Located outside of the medina, the Gueliz district will give you a taste of a very different side of Moroccan life. There’s plenty of shopping to be had here, from upmarket Moroccan art galleries to concept stores carrying contemporary designers.
There’s also the popular Arsat Moulay Abdeslam Cyber Park, a glorious green space that – somewhat oddly – offers wifi.
The area also has stylish bars and restaurants serving a range of global cuisines.
Where to stay in Marrakech
If you’re planning a trip to Marrakech and want an authentic hotel experience, look no further than a stay in the Medina…
You’ll want a break from the busy medina sooner or later, and Riad Star – in the heart of the action – is a great choice.
Steeped in intriguing history (it’s the former home of jazz legend Josephine Baker), it’s also rich with luxury touches including a private rooftop terrace, plus a massage room.
One of the main attractions lies at the heart of the hotel: a crystal-clear plunge pool, offering a veritable oasis in the middle of this bustling city.
There are 13 unique rooms to choose from. They range from the beautiful Grace room – complete with its own hand-carved meditation pod – to the Ebony room, a grand double-height suite with a bathtub. Each one is as impressive as it comfortable, with large, luxurious beds and cool floors to help escape the heat.
Four Seasons Marrakech
For five-star luxury, look no further than the Four Seasons Marrakech. Situated in the modern, fun and lively area of Hivernage, this hotel offers a real escape from the outside world.

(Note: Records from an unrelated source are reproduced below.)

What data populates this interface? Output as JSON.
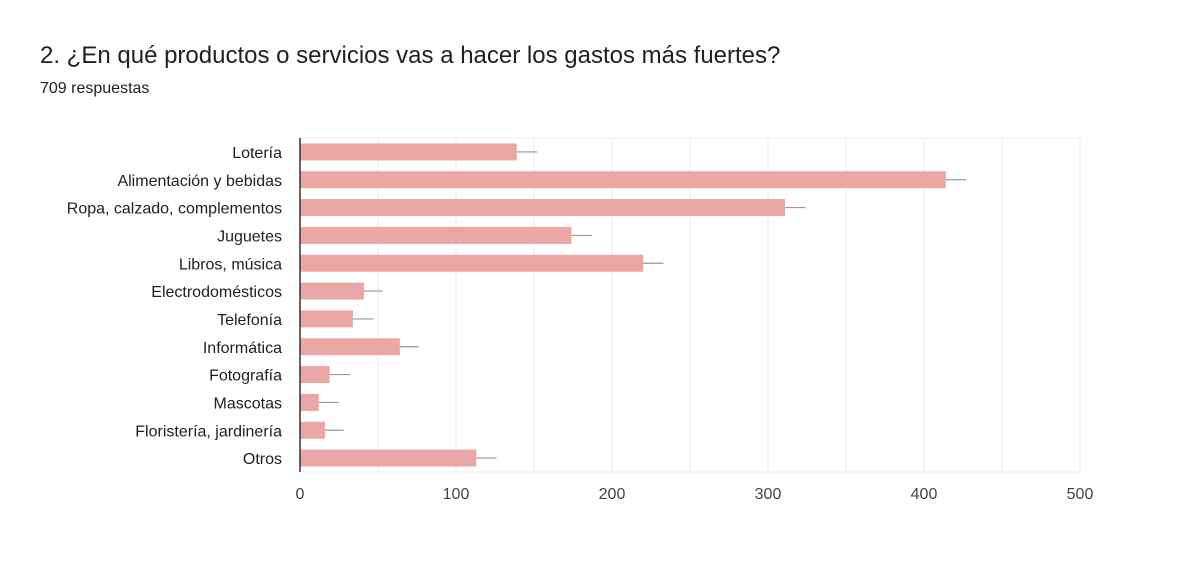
{
  "header": {
    "title": "2. ¿En qué productos o servicios vas a hacer los gastos más fuertes?",
    "responses": "709 respuestas"
  },
  "colors": {
    "bar": "#eba7a6",
    "error_bar": "#999999",
    "grid": "#ebebeb",
    "axis": "#333333"
  },
  "chart_data": {
    "type": "bar",
    "orientation": "horizontal",
    "categories": [
      "Lotería",
      "Alimentación y bebidas",
      "Ropa, calzado, complementos",
      "Juguetes",
      "Libros, música",
      "Electrodomésticos",
      "Telefonía",
      "Informática",
      "Fotografía",
      "Mascotas",
      "Floristería, jardinería",
      "Otros"
    ],
    "values": [
      139,
      414,
      311,
      174,
      220,
      41,
      34,
      64,
      19,
      12,
      16,
      113
    ],
    "error_upper": [
      152,
      427,
      324,
      187,
      233,
      53,
      47,
      76,
      32,
      25,
      28,
      126
    ],
    "xlim": [
      0,
      500
    ],
    "xticks": [
      0,
      100,
      200,
      300,
      400,
      500
    ],
    "xtick_labels": [
      "0",
      "100",
      "200",
      "300",
      "400",
      "500"
    ],
    "grid": true
  }
}
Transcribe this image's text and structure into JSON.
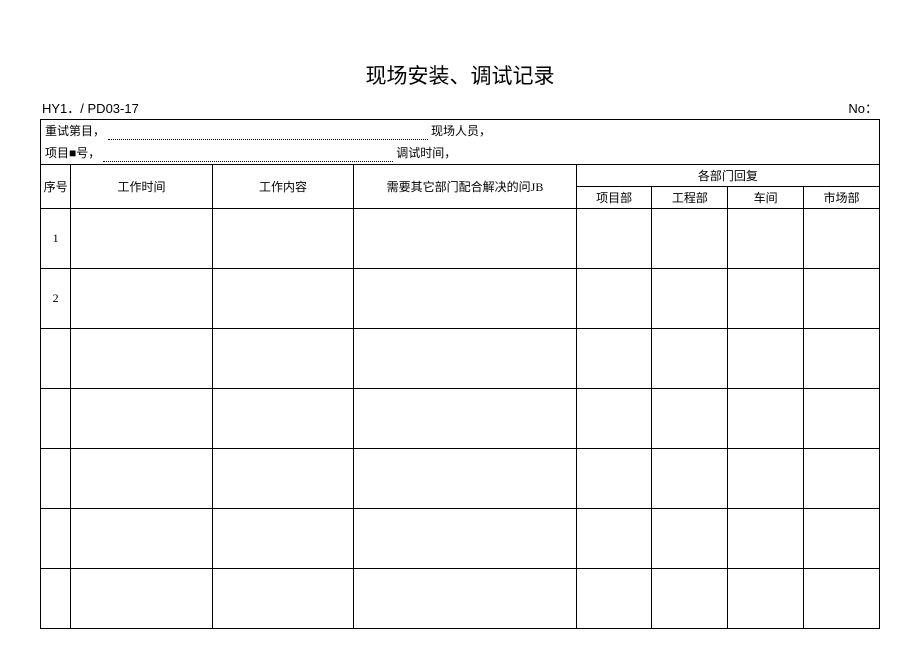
{
  "title": "现场安装、调试记录",
  "doc_code": "HY1．/ PD03-17",
  "no_label": "No：",
  "meta": {
    "line1_a": "重试第目，",
    "line1_b": "现场人员，",
    "line2_a": "项目■号，",
    "line2_b": "调试时间，"
  },
  "columns": {
    "seq": "序号",
    "work_time": "工作时间",
    "work_content": "工作内容",
    "issue": "需要其它部门配合解决的问JB",
    "reply_group": "各部门回复",
    "reply_sub": [
      "项目部",
      "工程部",
      "车间",
      "市场部"
    ]
  },
  "rows": [
    {
      "seq": "1",
      "work_time": "",
      "work_content": "",
      "issue": "",
      "r1": "",
      "r2": "",
      "r3": "",
      "r4": ""
    },
    {
      "seq": "2",
      "work_time": "",
      "work_content": "",
      "issue": "",
      "r1": "",
      "r2": "",
      "r3": "",
      "r4": ""
    },
    {
      "seq": "",
      "work_time": "",
      "work_content": "",
      "issue": "",
      "r1": "",
      "r2": "",
      "r3": "",
      "r4": ""
    },
    {
      "seq": "",
      "work_time": "",
      "work_content": "",
      "issue": "",
      "r1": "",
      "r2": "",
      "r3": "",
      "r4": ""
    },
    {
      "seq": "",
      "work_time": "",
      "work_content": "",
      "issue": "",
      "r1": "",
      "r2": "",
      "r3": "",
      "r4": ""
    },
    {
      "seq": "",
      "work_time": "",
      "work_content": "",
      "issue": "",
      "r1": "",
      "r2": "",
      "r3": "",
      "r4": ""
    },
    {
      "seq": "",
      "work_time": "",
      "work_content": "",
      "issue": "",
      "r1": "",
      "r2": "",
      "r3": "",
      "r4": ""
    }
  ],
  "style": {
    "dot_w1": "320px",
    "dot_w2": "290px"
  }
}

It includes 40 acres of gorgeous gardens and pools, as well as a stunning Moroccan spa and luxury rooms, many with a glorious view of the Atlas Mountains.
Royal Mansour Marrakech
This five-star stay is set in the heart of the medina. Royal Mansour is made up of 53 private residences, with courtyard patios, private living areas and rooftop terraces.
The sprawling nine-acre estate also features an olive tree grove, sophisticated pool area and three terrific restaurants.
Le Palais Paysan
Le Palais Paysan is a 16-room boutique hotel located 30 minutes from the bustling medina. All rooms have gardens and private terraces facing the impressive Atlas Mountains – a welcome change of pace from the rush of the city.
Fitness holiday experts In:spa offers a range of wellness retreats at Le Palais Paysan. Expect daily yoga, deep tissue massages, guided hikes and a delicious menu of healthy fare.
Another boutique hotel on the outskirts of the city, Peacock Pavilions offers an ideal retreat for yoga lovers too, with a range of wellness-focused events and teachers on hand to guide you on your journey.
Where to eat in Marrakech
The Restaurant at five-star hotel La Maison Arabe delivers a fine dining experience. Request a table outside around the glimmering pool and tuck in to traditional French, Arabic and Moroccan fare.
Just minutes from Jemaa el-Fnaa sits the tranquil and elegantly decorated La Famille, which offers fresh vegetarian and vegan meals. Reserve a table ahead of time, as it’s often booked up. You can also sample some local cuisine in the Jemaa el-Fnaa, where there’s plenty of grilled dishes to choose from.
Grand Café de la Poste
This is the place to visit if you’re in Gueliz, Marrakech’s modern district. Located behind the main post office, this high-end restaurant boasts exquisite décor, delicious wine and an excellent steak tartare.
In need of a change from tagines? Pepe Nero offers delicious Italian food including fettuccine Alfredo, seafood linguine and a to-die-for chocolate pudding.
When is the best time to visit Marrakech?
Like all African countries, Morocco gets extremely hot in summer with temperatures as high as 37°C.
For a more comfortable experience, the best time to visit is October to November or January to March, when the average temperature is a more manageable 25°C.
Getting to Marrakech
British Airways operates flights to Marrakech Menara Airport (RAK) from London Gatwick (five per week) and London Heathrow (four per week). Fares start from £58 each way or £85 return, inclusive of taxes, fees and carrier-imposed charges.
EasyJet flies daily to RAK from London Gatwick, with flights starting from £33 one way.
The flight time is approximately 3hrs and 20 minutes.